I love serverpilot, but REFUSE to pay $120/yr per server for what should be a simple text config. SP really needs to toss this config into their FREE account. WTF?
Awesome dude, thank you very much for taking the time to help little noobs like me, lifesaver! hahaha @NikhilSharma
Thanks a lot!
Do you also know how to manage CA certs?
e.g. with comodo I have these CA certs:
COMODORSADomainValidationSecureServerCA.crt
COMODORSAAddTrustCA.crt
AddTrustExternalCARoot.crt
OK figured it out:
All individual crt-files above have to be combined into one (bundled) crt-file.
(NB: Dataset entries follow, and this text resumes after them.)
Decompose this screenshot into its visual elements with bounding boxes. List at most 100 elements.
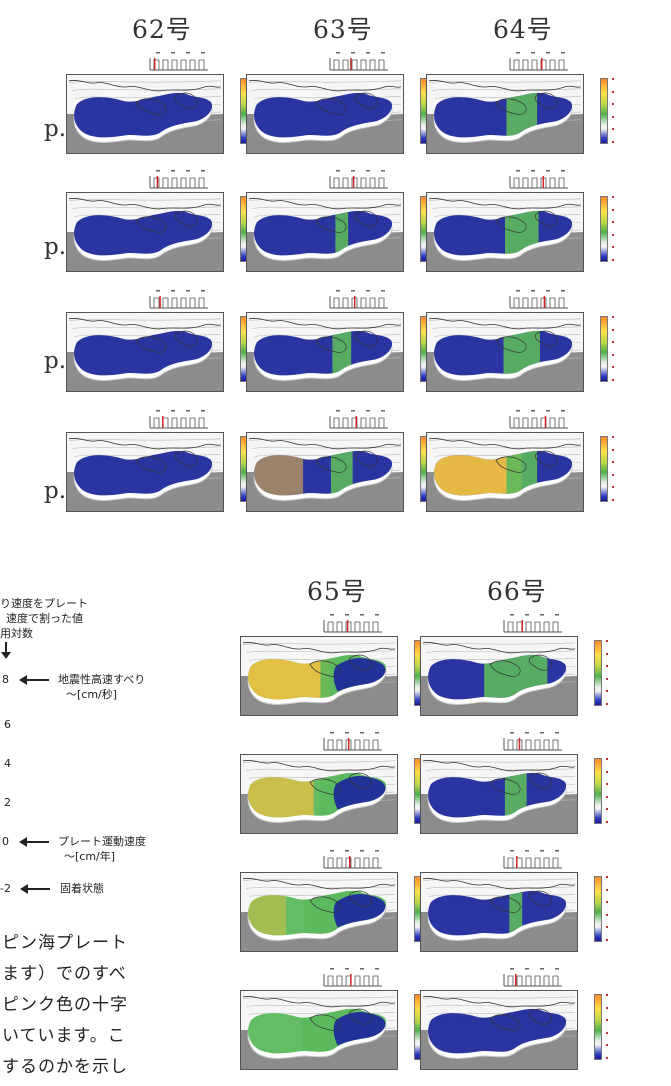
legend-value: 0	[2, 835, 9, 848]
timeline-strip	[329, 170, 388, 189]
simulation-panel	[426, 50, 626, 158]
legend-scale-0: 0 プレート運動速度	[2, 833, 146, 849]
issue-label-65: 65号	[307, 577, 367, 606]
simulation-panel	[420, 730, 620, 838]
body-line-2: ます）でのすべ	[2, 964, 127, 984]
locked-region	[254, 210, 393, 256]
slip-map	[66, 312, 224, 392]
slip-map	[66, 432, 224, 512]
body-line-5: するのかを示し	[2, 1057, 128, 1077]
simulation-panel	[246, 288, 446, 396]
simulation-panel	[426, 288, 626, 396]
issue-label-66: 66号	[487, 577, 547, 606]
legend-value: -2	[0, 882, 11, 895]
colorbar	[594, 994, 602, 1060]
slip-map	[246, 192, 404, 272]
timeline-strip	[503, 850, 562, 869]
locked-region	[74, 210, 213, 256]
colorbar	[594, 876, 602, 942]
simulation-panel	[420, 612, 620, 720]
legend: り速度をプレート 速度で割った値 用対数	[0, 596, 200, 659]
timeline-strip	[503, 614, 562, 633]
colorbar	[600, 316, 608, 382]
slip-map	[240, 754, 398, 834]
colorbar-ticks	[604, 758, 608, 824]
timeline-strip	[149, 52, 208, 71]
slip-map	[246, 74, 404, 154]
colorbar-ticks	[604, 994, 608, 1060]
slip-map	[240, 990, 398, 1070]
timeline-strip	[503, 732, 562, 751]
legend-header-line-3: 用対数	[0, 627, 33, 640]
colorbar	[600, 78, 608, 144]
slip-map	[66, 74, 224, 154]
timeline-strip	[329, 290, 388, 309]
legend-header-line-1: り速度をプレート	[0, 597, 88, 610]
slip-map	[420, 990, 578, 1070]
colorbar	[594, 758, 602, 824]
slip-map	[426, 312, 584, 392]
timeline-strip	[323, 850, 382, 869]
timeline-strip	[323, 968, 382, 987]
simulation-panel	[420, 966, 620, 1074]
simulation-panel	[66, 50, 266, 158]
issue-label-62: 62号	[132, 15, 192, 44]
left-arrow-icon	[20, 884, 51, 894]
simulation-panel	[246, 408, 446, 516]
timeline-strip	[323, 614, 382, 633]
timeline-strip	[503, 968, 562, 987]
simulation-panel	[66, 408, 266, 516]
slip-map	[426, 192, 584, 272]
timeline-strip	[509, 290, 568, 309]
colorbar-ticks	[610, 196, 614, 262]
simulation-panel	[246, 50, 446, 158]
colorbar-ticks	[610, 436, 614, 502]
simulation-panel	[246, 168, 446, 276]
slip-map	[420, 754, 578, 834]
colorbar	[600, 196, 608, 262]
body-line-4: いています。こ	[2, 1026, 126, 1046]
slip-map	[426, 74, 584, 154]
timeline-strip	[509, 410, 568, 429]
left-arrow-icon	[18, 675, 49, 685]
slip-map	[66, 192, 224, 272]
legend-desc: 固着状態	[59, 882, 104, 895]
timeline-strip	[509, 52, 568, 71]
locked-region	[428, 890, 567, 936]
locked-region	[428, 1008, 567, 1054]
legend-scale-0-unit: 〜[cm/年]	[64, 850, 116, 863]
legend-scale-4: 4	[4, 757, 11, 770]
locked-region	[254, 330, 393, 376]
legend-scale-minus2: -2 固着状態	[0, 880, 104, 896]
legend-scale-2: 2	[4, 796, 11, 809]
colorbar-ticks	[604, 876, 608, 942]
locked-region	[254, 92, 393, 138]
slip-map	[420, 872, 578, 952]
issue-label-63: 63号	[313, 15, 373, 44]
simulation-panel	[426, 408, 626, 516]
timeline-strip	[149, 170, 208, 189]
locked-region	[428, 772, 567, 818]
slip-map	[246, 432, 404, 512]
legend-scale-8-unit: 〜[cm/秒]	[66, 688, 118, 701]
body-line-3: ピンク色の十字	[2, 995, 128, 1015]
slip-map	[240, 636, 398, 716]
simulation-panel	[420, 848, 620, 956]
colorbar-ticks	[610, 78, 614, 144]
locked-region	[74, 330, 213, 376]
slip-map	[426, 432, 584, 512]
simulation-panel	[240, 612, 440, 720]
locked-region	[74, 92, 213, 138]
slip-map	[240, 872, 398, 952]
colorbar	[600, 436, 608, 502]
legend-scale-8: 8 地震性高速すべり	[2, 671, 145, 687]
left-arrow-icon	[18, 837, 49, 847]
legend-desc: プレート運動速度	[58, 835, 146, 848]
timeline-strip	[329, 410, 388, 429]
simulation-panel	[240, 966, 440, 1074]
legend-value: 8	[2, 673, 9, 686]
simulation-panel	[426, 168, 626, 276]
colorbar	[594, 640, 602, 706]
body-text: ピン海プレート ます）でのすべ ピンク色の十字 いています。こ するのかを示し	[2, 932, 128, 1078]
simulation-panel	[240, 848, 440, 956]
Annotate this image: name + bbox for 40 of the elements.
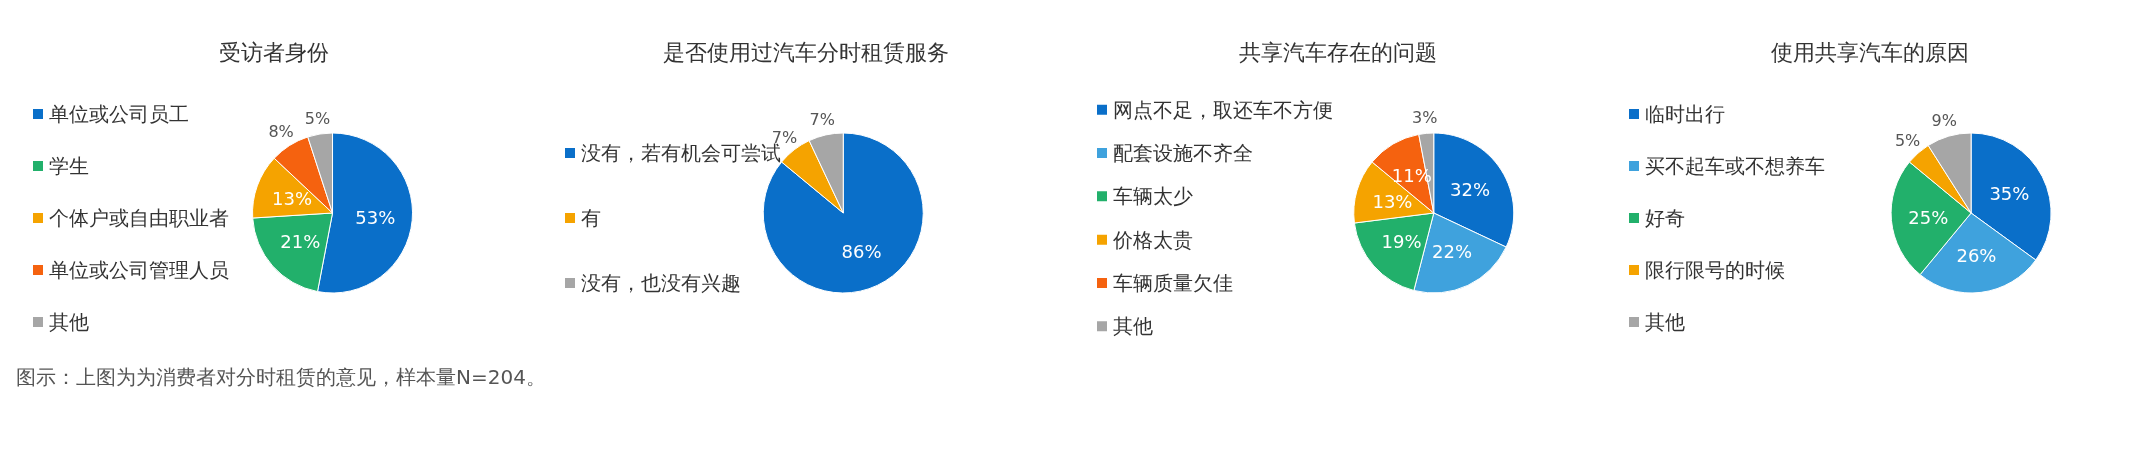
legend-label: 买不起车或不想养车 bbox=[1645, 154, 1825, 178]
data-label: 53% bbox=[355, 206, 396, 228]
legend-label: 有 bbox=[581, 206, 601, 230]
chart-title: 是否使用过汽车分时租赁服务 bbox=[663, 39, 949, 65]
data-label: 32% bbox=[1450, 179, 1491, 201]
data-label: 5% bbox=[304, 108, 331, 128]
legend-label: 个体户或自由职业者 bbox=[49, 206, 229, 230]
legend-label: 网点不足，取还车不方便 bbox=[1113, 97, 1333, 122]
data-label: 13% bbox=[272, 187, 313, 209]
legend-label: 单位或公司管理人员 bbox=[49, 258, 229, 282]
legend-label: 没有，也没有兴趣 bbox=[581, 271, 741, 295]
data-label: 19% bbox=[1381, 230, 1422, 252]
data-label: 26% bbox=[1956, 245, 1997, 267]
legend-label: 车辆太少 bbox=[1113, 184, 1193, 209]
data-label: 3% bbox=[1412, 107, 1438, 127]
chart-title: 共享汽车存在的问题 bbox=[1239, 39, 1437, 65]
data-label: 8% bbox=[268, 122, 294, 142]
legend-label: 配套设施不齐全 bbox=[1113, 141, 1253, 165]
data-label: 25% bbox=[1908, 206, 1949, 228]
chart-title: 使用共享汽车的原因 bbox=[1771, 39, 1969, 65]
legend-label: 其他 bbox=[1113, 314, 1153, 339]
legend-label: 其他 bbox=[1645, 310, 1685, 334]
legend-label: 车辆质量欠佳 bbox=[1113, 271, 1233, 295]
data-label: 21% bbox=[280, 230, 321, 252]
legend-label: 学生 bbox=[49, 154, 89, 178]
chart-title: 受访者身份 bbox=[219, 39, 329, 65]
legend-label: 单位或公司员工 bbox=[49, 102, 189, 126]
legend-label: 其他 bbox=[49, 310, 89, 334]
legend-label: 限行限号的时候 bbox=[1645, 258, 1785, 282]
text: 图示：上图为为消费者对分时租赁的意见，样本量N=204。 bbox=[16, 364, 547, 391]
legend-label: 临时出行 bbox=[1645, 102, 1725, 126]
data-label: 86% bbox=[841, 241, 882, 263]
data-label: 22% bbox=[1432, 241, 1473, 263]
legend-label: 价格太贵 bbox=[1112, 227, 1193, 252]
data-label: 9% bbox=[1931, 111, 1957, 131]
data-label: 13% bbox=[1372, 190, 1413, 212]
data-label: 7% bbox=[809, 109, 835, 129]
data-label: 5% bbox=[1894, 131, 1921, 151]
data-label: 35% bbox=[1989, 182, 2030, 204]
legend-label: 好奇 bbox=[1645, 206, 1685, 230]
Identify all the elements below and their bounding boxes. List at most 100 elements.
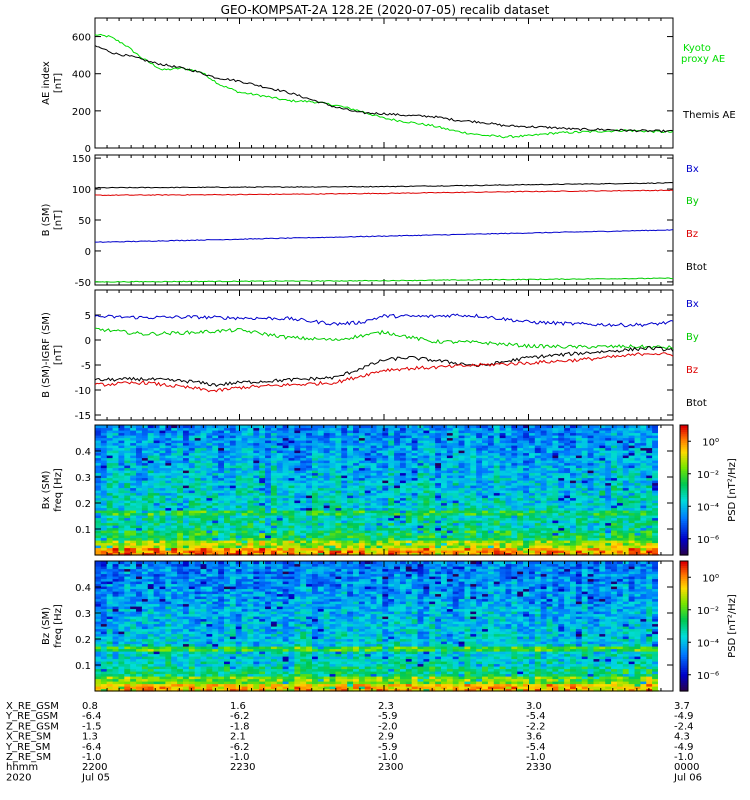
spectrogram-cell xyxy=(188,502,196,506)
spectrogram-cell xyxy=(141,535,149,539)
spectrogram-cell xyxy=(147,512,155,516)
spectrogram-cell xyxy=(452,530,460,534)
spectrogram-cell xyxy=(177,517,184,521)
spectrogram-cell xyxy=(182,435,190,439)
spectrogram-cell xyxy=(212,545,219,549)
spectrogram-cell xyxy=(493,442,501,446)
spectrogram-cell xyxy=(581,542,589,546)
spectrogram-cell xyxy=(646,465,653,469)
spectrogram-cell xyxy=(611,500,618,504)
spectrogram-cell xyxy=(288,475,295,479)
spectrogram-cell xyxy=(364,522,372,526)
spectrogram-cell xyxy=(464,485,471,489)
spectrogram-cell xyxy=(611,517,618,521)
spectrogram-cell xyxy=(106,452,114,456)
series-line-btot xyxy=(94,181,674,189)
spectrogram-cell xyxy=(452,485,460,489)
spectrogram-cell xyxy=(177,520,184,524)
spectrogram-cell xyxy=(394,475,401,479)
spectrogram-cell xyxy=(347,462,354,466)
spectrogram-cell xyxy=(282,527,290,531)
spectrogram-cell xyxy=(382,492,389,496)
spectrogram-cell xyxy=(388,437,395,441)
spectrogram-cell xyxy=(452,467,460,471)
spectrogram-cell xyxy=(241,440,249,444)
spectrogram-cell xyxy=(399,512,407,516)
spectrogram-cell xyxy=(370,502,378,506)
spectrogram-cell xyxy=(399,445,407,449)
spectrogram-cell xyxy=(499,522,507,526)
spectrogram-cell xyxy=(634,442,641,446)
spectrogram-cell xyxy=(358,527,366,531)
spectrogram-cell xyxy=(399,487,407,491)
spectrogram-cell xyxy=(570,457,577,461)
spectrogram-cell xyxy=(206,495,213,499)
spectrogram-cell xyxy=(540,437,548,441)
spectrogram-cell xyxy=(323,540,331,544)
spectrogram-cell xyxy=(130,442,137,446)
spectrogram-cell xyxy=(411,532,419,536)
spectrogram-cell xyxy=(575,532,583,536)
y-tick-label: -50 xyxy=(75,278,91,289)
spectrogram-cell xyxy=(476,470,483,474)
spectrogram-cell xyxy=(540,477,548,481)
spectrogram-cell xyxy=(405,492,413,496)
spectrogram-cell xyxy=(95,430,102,434)
spectrogram-cell xyxy=(270,450,278,454)
spectrogram-cell xyxy=(476,505,483,509)
spectrogram-cell xyxy=(411,447,419,451)
spectrogram-cell xyxy=(570,477,577,481)
spectrogram-cell xyxy=(147,550,155,554)
spectrogram-cell xyxy=(505,430,512,434)
spectrogram-cell xyxy=(141,542,149,546)
spectrogram-cell xyxy=(505,530,512,534)
spectrogram-cell xyxy=(452,457,460,461)
spectrogram-cell xyxy=(599,542,606,546)
spectrogram-cell xyxy=(224,455,231,459)
spectrogram-cell xyxy=(294,500,301,504)
spectrogram-cell xyxy=(358,512,366,516)
spectrogram-cell xyxy=(540,530,548,534)
spectrogram-cell xyxy=(605,430,612,434)
spectrogram-cell xyxy=(247,522,254,526)
spectrogram-cell xyxy=(605,480,612,484)
y-axis-label: B (SM)-IGRF (SM) xyxy=(41,312,52,398)
spectrogram-cell xyxy=(300,460,307,464)
spectrogram-cell xyxy=(622,547,630,551)
spectrogram-cell xyxy=(370,472,378,476)
spectrogram-cell xyxy=(106,490,114,494)
spectrogram-cell xyxy=(206,437,213,441)
spectrogram-cell xyxy=(136,460,143,464)
spectrogram-cell xyxy=(611,512,618,516)
spectrogram-cell xyxy=(511,457,518,461)
spectrogram-cell xyxy=(323,507,331,511)
spectrogram-cell xyxy=(482,432,489,436)
spectrogram-cell xyxy=(358,510,366,514)
spectrogram-cell xyxy=(493,522,501,526)
spectrogram-cell xyxy=(622,482,630,486)
spectrogram-cell xyxy=(388,445,395,449)
spectrogram-cell xyxy=(95,510,102,514)
spectrogram-cell xyxy=(552,432,559,436)
spectrogram-cell xyxy=(417,505,425,509)
spectrogram-cell xyxy=(100,437,108,441)
spectrogram-cell xyxy=(429,535,436,539)
spectrogram-cell xyxy=(206,485,213,489)
spectrogram-cell xyxy=(247,470,254,474)
spectrogram-cell xyxy=(136,442,143,446)
spectrogram-cell xyxy=(581,465,589,469)
spectrogram-cell xyxy=(546,430,554,434)
spectrogram-cell xyxy=(546,475,554,479)
spectrogram-cell xyxy=(317,485,325,489)
spectrogram-cell xyxy=(628,520,636,524)
spectrogram-cell xyxy=(634,520,641,524)
spectrogram-cell xyxy=(587,430,595,434)
spectrogram-cell xyxy=(517,537,524,541)
spectrogram-cell xyxy=(294,480,301,484)
spectrogram-cell xyxy=(247,460,254,464)
spectrogram-cell xyxy=(370,447,378,451)
spectrogram-cell xyxy=(136,477,143,481)
spectrogram-cell xyxy=(546,477,554,481)
y-axis-label: AE index xyxy=(41,61,52,105)
spectrogram-cell xyxy=(558,540,565,544)
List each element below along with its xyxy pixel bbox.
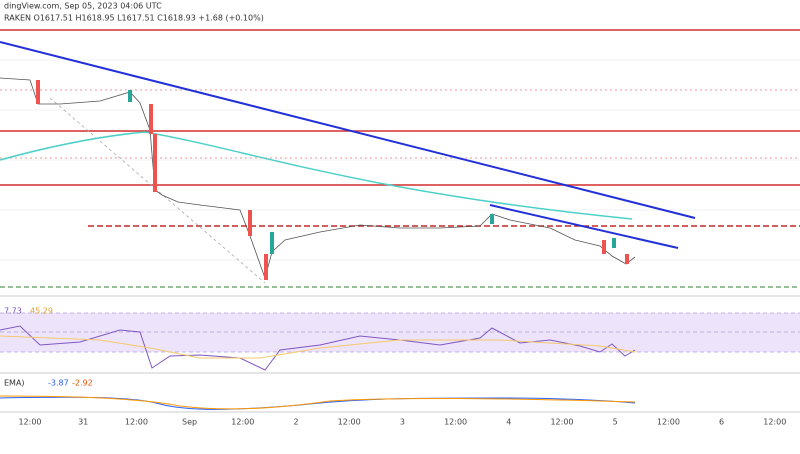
x-axis-label: 5 [613, 418, 618, 427]
x-axis-label: 6 [719, 418, 724, 427]
x-axis-label: 12:00 [125, 418, 148, 427]
candles [36, 80, 629, 280]
macd-label: -2.92 [72, 379, 93, 388]
price-line [0, 77, 636, 280]
x-axis-label: 12:00 [550, 418, 573, 427]
macd-label: -3.87 [48, 379, 69, 388]
header-quote: RAKEN O1617.51 H1618.95 L1617.51 C1618.9… [4, 14, 264, 23]
x-axis-label: 12:00 [444, 418, 467, 427]
rsi-label: 7.73 [4, 307, 22, 316]
moving-average [0, 131, 633, 220]
rsi-line [0, 325, 636, 371]
header-source: dingView.com, Sep 05, 2023 04:06 UTC [4, 2, 162, 11]
x-axis-label: Sep [182, 418, 197, 427]
x-axis-label: 31 [78, 418, 88, 427]
rsi-band [0, 313, 800, 352]
levels [0, 29, 800, 288]
x-axis-label: 12:00 [338, 418, 361, 427]
rsi-label: 45.29 [30, 307, 53, 316]
x-axis: 12:00 31 12:00 Sep 12:00 2 12:00 3 12:00 4 12:00 5 1… [18, 418, 786, 427]
x-axis-label: 4 [506, 418, 511, 427]
trend-line [0, 41, 696, 219]
trend-line [489, 204, 679, 249]
macd-label: EMA) [4, 379, 25, 388]
x-axis-label: 3 [400, 418, 405, 427]
x-axis-label: 12:00 [763, 418, 786, 427]
x-axis-label: 12:00 [18, 418, 41, 427]
x-axis-label: 12:00 [231, 418, 254, 427]
x-axis-label: 2 [293, 418, 298, 427]
x-axis-label: 12:00 [657, 418, 680, 427]
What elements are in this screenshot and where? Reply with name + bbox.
Then simply replace the file name above “certificate_file.crt” with your bundle.crt-file (or whatever you named the file).
Test it here to see if they all certs chained up nicely: https://www.sslshopper.com/ssl-checker.html
@NikhilSharma hi again! I have a little question more, if you have time =)…
In the case is a Wildcard SSL is the same steps above but for each subdomain?
Thanks again.
That is correct. Just make sure that the domain in the certificate itself is set to *.yourdomain.com.
Same question…
@ThatPoorKid You could find a solution? I’ve been reading blogs but i am sort of a noob on this..
Following normal commandline procedures to install SSL into Apache2, you should not have any problems. There’s plenty of online tutorials, even video tutorials, showing how to do that.
I have successfully installed ssl. but when I opened wordpress site, firefox showing “Insecure contents. ssl some unencrypted elements on this website have been blocked” wordpress is totally messed… any idea on this error?
thanks
Hi @beenaoc this not a problem from the SSL certificate, this means your WordPress is calling assets without the https url path. I had the same issue. You can manually check your site for such urls and make the changes or install some plugin that force the WordPress to do so. Sorry if my english isn’t perfect but i am willing to help.
For example: you insert one image with this path http://yoursite.com/image.jpg instead of https://yoursite.com/image.jpg. this apply for all, including js, CSS, etc.
I have select coach plan to deploy ssl. After that I downgrade to free plan and supprise SSL stil work. I can’t understand.
Yes caoquyenis, but what happens when the cert expires?